The Wall Street Journal has a pretty negative article on Google’s innovation programs and cost cutting efforts. (Thanks to Prasad for finding this and highlighting it via his Twitter account.) Here is why Google’s innovation efforts matter to me as a venture capitalist - investors and technology entrepreneurs have a fear of Google. In meetings I often hear, “why can’t Google just do this with their engineers’ spare time?” or “why can’t Google come up with something like this and crush you with their distribution?”
From the article:
…with the U.S. economy in a recession, Google is ratcheting back spending and cutting new projects. “We have to behave as though we don’t know” what’s going to happen, says Google Chief Executive Eric Schmidt. The company will curtail the “dark matter,” he says, projects that “haven’t really caught on” and “aren’t really that exciting.” He says the company is “not going to give” an engineer 20 people to work with on certain experimental projects anymore. “When the cycle comes back,” he says, “we will be able to fund his brilliant vision.”
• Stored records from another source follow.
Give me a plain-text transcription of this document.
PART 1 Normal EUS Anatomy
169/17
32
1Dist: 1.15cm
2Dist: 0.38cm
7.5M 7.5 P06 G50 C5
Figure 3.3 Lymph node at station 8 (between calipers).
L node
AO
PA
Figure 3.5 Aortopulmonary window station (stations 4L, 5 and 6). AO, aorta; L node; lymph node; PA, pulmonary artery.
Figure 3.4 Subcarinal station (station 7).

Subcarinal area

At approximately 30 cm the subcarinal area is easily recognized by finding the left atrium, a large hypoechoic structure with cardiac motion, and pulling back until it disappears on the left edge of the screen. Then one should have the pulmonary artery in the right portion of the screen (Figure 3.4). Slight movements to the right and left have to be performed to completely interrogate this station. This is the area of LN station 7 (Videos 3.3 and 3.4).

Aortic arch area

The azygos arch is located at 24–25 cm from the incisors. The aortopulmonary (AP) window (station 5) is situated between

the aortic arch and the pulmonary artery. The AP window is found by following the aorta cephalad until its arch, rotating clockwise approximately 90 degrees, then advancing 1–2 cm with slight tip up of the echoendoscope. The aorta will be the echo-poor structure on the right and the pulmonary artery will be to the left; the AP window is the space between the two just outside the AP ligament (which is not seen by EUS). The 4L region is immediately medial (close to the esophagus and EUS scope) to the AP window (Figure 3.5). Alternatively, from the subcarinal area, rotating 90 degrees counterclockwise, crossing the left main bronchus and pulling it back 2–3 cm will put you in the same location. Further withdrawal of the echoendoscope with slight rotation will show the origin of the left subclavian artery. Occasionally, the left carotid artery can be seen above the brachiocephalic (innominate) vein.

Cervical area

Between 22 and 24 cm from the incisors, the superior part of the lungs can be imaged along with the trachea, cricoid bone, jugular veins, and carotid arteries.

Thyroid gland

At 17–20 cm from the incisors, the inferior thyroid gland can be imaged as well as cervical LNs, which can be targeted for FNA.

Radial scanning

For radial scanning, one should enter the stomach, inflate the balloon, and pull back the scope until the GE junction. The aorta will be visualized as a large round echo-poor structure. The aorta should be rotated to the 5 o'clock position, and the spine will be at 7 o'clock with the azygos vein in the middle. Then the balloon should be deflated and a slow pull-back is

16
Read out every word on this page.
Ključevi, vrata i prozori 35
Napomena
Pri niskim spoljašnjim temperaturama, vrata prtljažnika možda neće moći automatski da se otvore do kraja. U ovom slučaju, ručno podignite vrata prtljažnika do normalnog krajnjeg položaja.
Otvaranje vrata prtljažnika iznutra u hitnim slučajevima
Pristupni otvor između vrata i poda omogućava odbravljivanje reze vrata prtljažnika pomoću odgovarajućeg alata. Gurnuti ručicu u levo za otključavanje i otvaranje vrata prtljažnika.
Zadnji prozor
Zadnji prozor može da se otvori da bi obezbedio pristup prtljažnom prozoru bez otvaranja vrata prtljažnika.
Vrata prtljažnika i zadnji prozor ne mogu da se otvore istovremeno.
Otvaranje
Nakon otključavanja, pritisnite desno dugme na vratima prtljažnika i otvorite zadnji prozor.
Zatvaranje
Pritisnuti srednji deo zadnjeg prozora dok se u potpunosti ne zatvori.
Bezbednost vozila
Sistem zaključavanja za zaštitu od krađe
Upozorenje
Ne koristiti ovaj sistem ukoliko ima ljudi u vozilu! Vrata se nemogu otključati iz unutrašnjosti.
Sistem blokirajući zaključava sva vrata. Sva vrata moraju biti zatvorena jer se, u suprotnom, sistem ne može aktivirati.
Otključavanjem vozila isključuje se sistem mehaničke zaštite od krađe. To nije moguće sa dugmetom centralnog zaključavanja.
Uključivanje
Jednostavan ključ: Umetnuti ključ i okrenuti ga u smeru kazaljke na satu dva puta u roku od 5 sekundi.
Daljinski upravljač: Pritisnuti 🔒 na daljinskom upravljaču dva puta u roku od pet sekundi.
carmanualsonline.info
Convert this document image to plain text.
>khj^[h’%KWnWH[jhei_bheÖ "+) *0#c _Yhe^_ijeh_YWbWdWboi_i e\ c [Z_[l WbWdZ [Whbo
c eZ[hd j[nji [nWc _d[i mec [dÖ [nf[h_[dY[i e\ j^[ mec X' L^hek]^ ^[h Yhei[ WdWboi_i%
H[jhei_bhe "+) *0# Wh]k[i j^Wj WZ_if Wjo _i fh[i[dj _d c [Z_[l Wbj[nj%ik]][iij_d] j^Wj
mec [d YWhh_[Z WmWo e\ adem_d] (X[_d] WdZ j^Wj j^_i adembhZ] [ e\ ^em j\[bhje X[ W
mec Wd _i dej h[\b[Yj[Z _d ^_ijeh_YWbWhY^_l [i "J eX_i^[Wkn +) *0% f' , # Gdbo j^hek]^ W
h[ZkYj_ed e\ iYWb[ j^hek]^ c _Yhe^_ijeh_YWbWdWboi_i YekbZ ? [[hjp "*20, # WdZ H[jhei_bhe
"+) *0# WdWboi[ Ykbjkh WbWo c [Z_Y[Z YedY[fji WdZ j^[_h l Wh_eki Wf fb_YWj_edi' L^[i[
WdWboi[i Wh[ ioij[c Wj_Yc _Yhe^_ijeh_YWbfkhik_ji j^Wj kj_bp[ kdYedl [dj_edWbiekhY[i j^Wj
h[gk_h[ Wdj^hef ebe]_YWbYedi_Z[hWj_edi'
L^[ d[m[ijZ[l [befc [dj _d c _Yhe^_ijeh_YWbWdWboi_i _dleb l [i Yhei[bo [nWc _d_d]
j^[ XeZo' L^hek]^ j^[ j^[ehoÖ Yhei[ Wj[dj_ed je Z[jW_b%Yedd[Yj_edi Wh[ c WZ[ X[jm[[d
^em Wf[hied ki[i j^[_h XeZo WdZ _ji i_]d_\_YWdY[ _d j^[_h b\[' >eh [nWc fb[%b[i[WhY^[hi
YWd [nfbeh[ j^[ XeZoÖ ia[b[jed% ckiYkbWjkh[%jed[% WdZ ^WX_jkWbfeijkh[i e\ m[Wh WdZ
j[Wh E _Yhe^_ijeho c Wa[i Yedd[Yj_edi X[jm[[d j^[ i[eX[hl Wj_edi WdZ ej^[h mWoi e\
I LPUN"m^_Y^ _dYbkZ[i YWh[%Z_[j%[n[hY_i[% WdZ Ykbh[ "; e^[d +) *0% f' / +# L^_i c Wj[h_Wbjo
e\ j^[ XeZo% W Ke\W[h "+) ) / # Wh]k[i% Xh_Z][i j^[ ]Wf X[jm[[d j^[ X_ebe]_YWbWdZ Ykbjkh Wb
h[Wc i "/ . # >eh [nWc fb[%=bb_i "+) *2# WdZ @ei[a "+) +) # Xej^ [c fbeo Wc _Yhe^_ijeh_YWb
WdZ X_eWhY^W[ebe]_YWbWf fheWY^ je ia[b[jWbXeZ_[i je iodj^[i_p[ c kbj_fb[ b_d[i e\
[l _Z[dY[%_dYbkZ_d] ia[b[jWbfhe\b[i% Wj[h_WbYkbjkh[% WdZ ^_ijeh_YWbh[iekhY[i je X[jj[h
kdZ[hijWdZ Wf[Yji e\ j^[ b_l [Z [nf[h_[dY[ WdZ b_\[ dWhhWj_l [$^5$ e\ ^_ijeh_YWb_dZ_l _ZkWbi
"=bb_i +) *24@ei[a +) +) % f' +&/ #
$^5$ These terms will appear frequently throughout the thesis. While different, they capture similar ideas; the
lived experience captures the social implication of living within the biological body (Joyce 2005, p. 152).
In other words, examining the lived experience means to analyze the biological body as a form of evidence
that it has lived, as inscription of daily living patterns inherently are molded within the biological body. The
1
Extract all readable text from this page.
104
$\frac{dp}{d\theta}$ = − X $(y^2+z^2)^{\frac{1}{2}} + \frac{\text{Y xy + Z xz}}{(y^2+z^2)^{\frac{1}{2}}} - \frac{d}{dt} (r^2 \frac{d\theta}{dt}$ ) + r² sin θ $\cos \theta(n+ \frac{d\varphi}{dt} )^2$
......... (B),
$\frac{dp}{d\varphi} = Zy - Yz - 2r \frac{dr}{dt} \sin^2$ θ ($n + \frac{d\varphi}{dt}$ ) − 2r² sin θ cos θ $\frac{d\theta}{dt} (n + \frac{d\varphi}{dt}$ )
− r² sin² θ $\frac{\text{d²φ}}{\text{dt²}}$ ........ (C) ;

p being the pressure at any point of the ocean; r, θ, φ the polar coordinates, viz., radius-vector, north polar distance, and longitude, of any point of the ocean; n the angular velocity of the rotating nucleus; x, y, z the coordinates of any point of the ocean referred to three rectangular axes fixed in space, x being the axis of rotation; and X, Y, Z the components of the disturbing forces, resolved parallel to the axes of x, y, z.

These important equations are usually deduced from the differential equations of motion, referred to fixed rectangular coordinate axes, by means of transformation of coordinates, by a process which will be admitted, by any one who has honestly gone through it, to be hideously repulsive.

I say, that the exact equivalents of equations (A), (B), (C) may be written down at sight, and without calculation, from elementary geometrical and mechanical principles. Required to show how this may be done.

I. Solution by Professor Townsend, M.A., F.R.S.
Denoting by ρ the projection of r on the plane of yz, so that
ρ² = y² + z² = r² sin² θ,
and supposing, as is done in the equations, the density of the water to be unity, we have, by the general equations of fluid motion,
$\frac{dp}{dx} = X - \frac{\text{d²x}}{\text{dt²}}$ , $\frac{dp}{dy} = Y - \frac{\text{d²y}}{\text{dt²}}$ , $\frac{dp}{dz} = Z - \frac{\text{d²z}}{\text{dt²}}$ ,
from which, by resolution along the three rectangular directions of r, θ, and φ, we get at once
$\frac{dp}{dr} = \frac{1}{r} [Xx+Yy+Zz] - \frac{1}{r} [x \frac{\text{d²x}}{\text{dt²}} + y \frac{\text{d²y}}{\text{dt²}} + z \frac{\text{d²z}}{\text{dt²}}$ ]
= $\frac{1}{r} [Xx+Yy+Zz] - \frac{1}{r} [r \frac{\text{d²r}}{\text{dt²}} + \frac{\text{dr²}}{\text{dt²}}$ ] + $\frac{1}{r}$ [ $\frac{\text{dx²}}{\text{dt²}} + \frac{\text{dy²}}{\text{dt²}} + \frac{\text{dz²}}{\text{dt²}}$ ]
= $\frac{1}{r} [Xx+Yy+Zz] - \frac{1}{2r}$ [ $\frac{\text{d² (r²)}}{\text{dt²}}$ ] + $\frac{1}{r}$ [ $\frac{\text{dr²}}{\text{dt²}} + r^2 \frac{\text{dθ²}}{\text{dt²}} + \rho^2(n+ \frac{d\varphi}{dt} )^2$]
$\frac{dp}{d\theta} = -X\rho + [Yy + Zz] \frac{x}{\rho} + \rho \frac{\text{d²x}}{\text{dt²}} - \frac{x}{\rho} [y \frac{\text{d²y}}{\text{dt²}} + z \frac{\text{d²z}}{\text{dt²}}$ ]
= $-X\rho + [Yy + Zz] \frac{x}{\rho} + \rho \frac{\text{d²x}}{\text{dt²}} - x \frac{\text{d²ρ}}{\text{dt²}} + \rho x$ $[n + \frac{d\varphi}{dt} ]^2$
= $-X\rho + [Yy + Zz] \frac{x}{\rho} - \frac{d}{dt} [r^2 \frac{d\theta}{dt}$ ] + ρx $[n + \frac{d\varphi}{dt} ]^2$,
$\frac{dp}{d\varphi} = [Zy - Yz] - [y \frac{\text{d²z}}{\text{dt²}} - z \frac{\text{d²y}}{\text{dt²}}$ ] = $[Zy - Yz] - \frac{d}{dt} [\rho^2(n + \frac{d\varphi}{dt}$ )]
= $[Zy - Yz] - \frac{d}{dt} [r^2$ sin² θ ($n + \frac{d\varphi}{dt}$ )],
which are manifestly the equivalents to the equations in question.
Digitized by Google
The thought among VCs was that, with millions and millions of people viewing the Google search page each day, Google could easily launch and test all sorts of crazy new services, like Google Checkout or Google Finance or Google Base or Gmail. Some of these have really taken off, and with the early(ish) success of Gmail VCs were quaking in our collective boots that Google could easily leverage its distribution power into huge market share for any new product its engineers dreamed of creating.
But maybe Google’s distribtion heft isn’t enough?
Anyways, this was more of a long tweet than a real blog post. There is no real conclusion here, just a thought I wanted to throw out there.